CFMatch: Aligning Automated Answer Equivalence Evaluation with Expert Judgments For Open-Domain Question Answering
This addresses the problem of unreliable automated evaluation for researchers and practitioners in QA, offering a more efficient and aligned method, though it is incremental as it builds on existing classifier approaches.
The paper tackles the misalignment between automated answer equivalence evaluation and human judgments in open-domain question answering, particularly for verbose answers from large language models, by introducing CFMatch, a lightweight classifier-based matching method under 1 MB that improves evaluation accuracy according to expert rules.

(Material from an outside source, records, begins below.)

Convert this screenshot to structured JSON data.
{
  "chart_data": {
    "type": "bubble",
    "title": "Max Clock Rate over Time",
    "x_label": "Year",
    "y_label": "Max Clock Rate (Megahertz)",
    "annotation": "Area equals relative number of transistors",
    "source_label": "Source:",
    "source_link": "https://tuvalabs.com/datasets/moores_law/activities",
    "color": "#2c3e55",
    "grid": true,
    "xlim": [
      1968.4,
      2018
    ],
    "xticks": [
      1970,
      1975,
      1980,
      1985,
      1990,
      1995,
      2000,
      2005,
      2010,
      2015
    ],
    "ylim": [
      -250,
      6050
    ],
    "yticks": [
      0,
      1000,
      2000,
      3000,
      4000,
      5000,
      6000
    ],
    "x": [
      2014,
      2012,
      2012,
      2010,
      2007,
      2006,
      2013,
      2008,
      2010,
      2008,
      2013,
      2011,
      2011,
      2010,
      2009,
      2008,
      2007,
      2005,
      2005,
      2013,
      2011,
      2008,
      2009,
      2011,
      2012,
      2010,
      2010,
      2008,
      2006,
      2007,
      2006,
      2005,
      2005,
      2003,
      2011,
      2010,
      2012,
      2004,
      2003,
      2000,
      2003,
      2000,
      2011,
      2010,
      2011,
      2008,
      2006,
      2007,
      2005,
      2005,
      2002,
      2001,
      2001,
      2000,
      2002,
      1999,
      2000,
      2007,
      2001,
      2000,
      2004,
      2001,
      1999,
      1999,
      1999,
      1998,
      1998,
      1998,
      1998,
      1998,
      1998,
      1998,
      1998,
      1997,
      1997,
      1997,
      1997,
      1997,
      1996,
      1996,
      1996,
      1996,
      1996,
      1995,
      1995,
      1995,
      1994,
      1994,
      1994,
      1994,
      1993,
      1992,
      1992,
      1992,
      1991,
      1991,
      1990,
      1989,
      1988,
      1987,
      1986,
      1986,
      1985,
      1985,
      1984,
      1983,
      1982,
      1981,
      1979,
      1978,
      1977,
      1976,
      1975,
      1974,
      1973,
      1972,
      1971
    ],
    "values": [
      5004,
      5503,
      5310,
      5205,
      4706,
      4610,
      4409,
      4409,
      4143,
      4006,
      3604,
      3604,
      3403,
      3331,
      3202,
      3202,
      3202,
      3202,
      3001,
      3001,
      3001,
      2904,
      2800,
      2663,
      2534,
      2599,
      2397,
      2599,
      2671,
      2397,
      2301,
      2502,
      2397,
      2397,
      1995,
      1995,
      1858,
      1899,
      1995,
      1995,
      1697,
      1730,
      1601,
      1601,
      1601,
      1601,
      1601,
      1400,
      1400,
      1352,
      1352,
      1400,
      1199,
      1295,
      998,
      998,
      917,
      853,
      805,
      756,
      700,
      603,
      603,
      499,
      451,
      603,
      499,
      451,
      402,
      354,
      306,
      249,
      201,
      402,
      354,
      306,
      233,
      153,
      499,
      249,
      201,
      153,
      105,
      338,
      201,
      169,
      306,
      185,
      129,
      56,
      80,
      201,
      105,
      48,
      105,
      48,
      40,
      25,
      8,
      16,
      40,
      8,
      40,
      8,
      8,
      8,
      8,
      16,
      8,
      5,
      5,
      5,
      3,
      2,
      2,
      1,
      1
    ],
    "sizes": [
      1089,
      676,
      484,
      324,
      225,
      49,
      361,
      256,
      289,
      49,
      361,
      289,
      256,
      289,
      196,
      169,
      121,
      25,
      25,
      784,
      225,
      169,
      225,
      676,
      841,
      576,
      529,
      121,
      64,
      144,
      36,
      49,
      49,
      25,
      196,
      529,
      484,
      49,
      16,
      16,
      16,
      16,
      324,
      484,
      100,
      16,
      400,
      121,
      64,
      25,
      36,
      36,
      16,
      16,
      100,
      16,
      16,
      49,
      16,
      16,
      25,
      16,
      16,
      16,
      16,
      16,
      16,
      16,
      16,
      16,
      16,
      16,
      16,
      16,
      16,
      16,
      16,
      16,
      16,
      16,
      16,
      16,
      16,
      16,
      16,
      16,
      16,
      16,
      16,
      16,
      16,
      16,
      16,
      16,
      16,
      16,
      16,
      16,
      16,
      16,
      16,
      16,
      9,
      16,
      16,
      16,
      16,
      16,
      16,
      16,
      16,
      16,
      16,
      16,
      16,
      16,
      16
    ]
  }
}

Question answering (QA) can only make progress if we know if an answer is correct, but for many of the most challenging and interesting QA examples, current evaluation metrics to determine answer equivalence (AE) often do not align with human judgments, particularly more verbose, free-form answers from large language models (LLM). There are two challenges: a lack of data and that models are too big: LLM-based scorers can correlate better with human judges, but this task has only been tested on limited QA datasets, and even when available, update of the model is limited because LLMs are large and often expensive. We rectify both of these issues by providing clear and consistent guidelines for evaluating AE in machine QA adopted from professional human QA contests. We also introduce a combination of standard evaluation and a more efficient, robust, and lightweight discriminate AE classifier-based matching method (CFMatch, smaller than 1 MB), trained and validated to more accurately evaluate answer correctness in accordance with adopted expert AE rules that are more aligned with human judgments.